The RM-417 (R1a) Haplogroup is so common in Norway that it is difficult to make any conclusions from it. According to this site it amounts to more than 20% of the current Norwegian population. 

 

https://www.eupedia.com/europe/Haplogroup_R1a_Y-DNA.shtml

 

I have been tested on FamilyTree DNA and am one of the sub-clades of R1a. My oldest know direct male ancestor is Syvert Torjussen Herefoss, born about 1590. Herefoss is a village in Birkenes, Agder. 

 

The male family line remained in Agder fylke until my grandfather left Norway in 1888.

 

It was both interesting and useful to have used Y-haplogroup testing to confirm by DNA testing what I had learned through parish records and bygdbøker.
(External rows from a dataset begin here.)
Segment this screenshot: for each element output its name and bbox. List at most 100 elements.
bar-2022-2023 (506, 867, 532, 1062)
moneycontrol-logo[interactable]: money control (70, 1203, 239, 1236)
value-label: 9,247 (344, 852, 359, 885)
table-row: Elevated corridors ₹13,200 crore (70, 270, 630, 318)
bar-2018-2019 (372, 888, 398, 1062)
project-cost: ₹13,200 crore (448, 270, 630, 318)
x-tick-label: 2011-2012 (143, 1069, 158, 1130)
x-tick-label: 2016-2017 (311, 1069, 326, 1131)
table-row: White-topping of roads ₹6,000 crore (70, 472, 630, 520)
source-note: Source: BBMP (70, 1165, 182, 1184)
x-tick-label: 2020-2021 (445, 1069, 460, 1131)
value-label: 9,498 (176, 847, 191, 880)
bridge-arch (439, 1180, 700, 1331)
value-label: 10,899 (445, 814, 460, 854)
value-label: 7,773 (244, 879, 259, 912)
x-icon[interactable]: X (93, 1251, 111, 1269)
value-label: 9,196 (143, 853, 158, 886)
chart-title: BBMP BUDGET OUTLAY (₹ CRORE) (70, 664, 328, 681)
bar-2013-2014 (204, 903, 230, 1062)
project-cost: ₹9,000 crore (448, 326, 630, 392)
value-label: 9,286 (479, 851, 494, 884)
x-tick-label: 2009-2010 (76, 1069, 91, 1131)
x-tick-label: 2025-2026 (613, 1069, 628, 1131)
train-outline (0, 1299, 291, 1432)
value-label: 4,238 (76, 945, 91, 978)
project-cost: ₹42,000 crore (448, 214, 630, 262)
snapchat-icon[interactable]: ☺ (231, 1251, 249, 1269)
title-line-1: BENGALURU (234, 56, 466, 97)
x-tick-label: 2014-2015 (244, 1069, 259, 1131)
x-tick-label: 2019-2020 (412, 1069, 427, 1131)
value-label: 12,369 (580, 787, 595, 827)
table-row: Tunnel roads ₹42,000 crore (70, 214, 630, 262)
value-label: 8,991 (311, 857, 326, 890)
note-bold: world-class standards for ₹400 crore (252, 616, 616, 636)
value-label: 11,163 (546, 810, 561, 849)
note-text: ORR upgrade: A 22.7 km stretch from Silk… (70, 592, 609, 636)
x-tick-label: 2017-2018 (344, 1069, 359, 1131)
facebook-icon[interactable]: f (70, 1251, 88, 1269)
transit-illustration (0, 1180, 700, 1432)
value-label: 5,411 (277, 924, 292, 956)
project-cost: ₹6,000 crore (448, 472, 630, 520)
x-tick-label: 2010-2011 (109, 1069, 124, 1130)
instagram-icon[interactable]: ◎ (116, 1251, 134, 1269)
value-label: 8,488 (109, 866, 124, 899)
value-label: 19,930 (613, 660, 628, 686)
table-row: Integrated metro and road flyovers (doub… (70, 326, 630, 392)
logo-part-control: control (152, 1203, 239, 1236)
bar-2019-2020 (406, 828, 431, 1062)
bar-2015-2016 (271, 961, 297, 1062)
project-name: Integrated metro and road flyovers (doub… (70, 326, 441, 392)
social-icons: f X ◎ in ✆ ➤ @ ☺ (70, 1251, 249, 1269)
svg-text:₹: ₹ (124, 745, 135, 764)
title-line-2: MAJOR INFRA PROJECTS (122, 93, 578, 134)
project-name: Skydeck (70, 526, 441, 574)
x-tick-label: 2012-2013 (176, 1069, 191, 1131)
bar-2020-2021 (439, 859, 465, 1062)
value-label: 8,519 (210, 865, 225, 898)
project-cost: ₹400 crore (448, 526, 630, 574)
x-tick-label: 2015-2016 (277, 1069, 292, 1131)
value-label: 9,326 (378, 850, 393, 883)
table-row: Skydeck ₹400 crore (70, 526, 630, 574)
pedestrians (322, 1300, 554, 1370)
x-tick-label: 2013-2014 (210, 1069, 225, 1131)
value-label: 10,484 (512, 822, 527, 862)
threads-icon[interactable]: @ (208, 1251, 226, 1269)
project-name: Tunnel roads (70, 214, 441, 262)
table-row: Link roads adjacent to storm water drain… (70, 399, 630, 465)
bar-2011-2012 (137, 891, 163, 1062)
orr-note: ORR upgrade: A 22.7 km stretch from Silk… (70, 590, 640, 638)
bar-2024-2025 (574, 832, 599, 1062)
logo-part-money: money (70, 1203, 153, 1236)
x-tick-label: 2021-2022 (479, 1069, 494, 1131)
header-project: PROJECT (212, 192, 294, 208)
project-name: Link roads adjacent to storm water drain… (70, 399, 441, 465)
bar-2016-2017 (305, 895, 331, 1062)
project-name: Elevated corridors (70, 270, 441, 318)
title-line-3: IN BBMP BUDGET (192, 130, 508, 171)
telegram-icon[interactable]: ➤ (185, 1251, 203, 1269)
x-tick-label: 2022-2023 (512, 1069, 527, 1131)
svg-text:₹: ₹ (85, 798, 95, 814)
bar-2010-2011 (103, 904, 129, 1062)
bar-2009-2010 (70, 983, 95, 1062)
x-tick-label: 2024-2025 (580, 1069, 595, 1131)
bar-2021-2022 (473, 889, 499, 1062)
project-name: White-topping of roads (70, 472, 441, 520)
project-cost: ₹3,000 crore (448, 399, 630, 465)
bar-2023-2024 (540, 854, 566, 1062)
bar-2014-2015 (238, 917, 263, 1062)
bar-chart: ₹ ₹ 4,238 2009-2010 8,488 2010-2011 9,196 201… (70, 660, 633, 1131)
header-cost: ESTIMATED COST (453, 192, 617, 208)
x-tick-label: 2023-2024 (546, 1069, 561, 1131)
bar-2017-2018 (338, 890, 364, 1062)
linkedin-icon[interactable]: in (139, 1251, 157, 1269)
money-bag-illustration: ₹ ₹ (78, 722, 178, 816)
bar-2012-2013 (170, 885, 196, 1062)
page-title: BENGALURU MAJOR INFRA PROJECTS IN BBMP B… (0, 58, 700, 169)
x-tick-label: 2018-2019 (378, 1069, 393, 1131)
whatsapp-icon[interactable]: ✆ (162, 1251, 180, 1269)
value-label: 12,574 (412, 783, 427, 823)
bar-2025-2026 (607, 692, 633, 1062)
But beyond that I have not found a lot of use for the information. 

Yes, I think it was misunderstood that I was trying to connect with people through a shared haplogroup, which I’m not. That was sort of the point I was trying to make, that it is a commom Norwegian haplogroup. And that any male paternally descended from a male from the Vardal family would have the same one.
 

It was supposed to just be information for anyone else who was a paternal descendent. I understand that it’s not something that is used to find relatives and that it is a common haplogroup. the only conclusion I was making was that it is a common Norwegian haplogroup, but other male paternal descendents on the forums might appreciate the info.
 

the Vardal family are historically travelers but their origins are  disputed. I was trying to explain that I’m aware the paternal line is Norwegian and believe the family is historically Norwegian.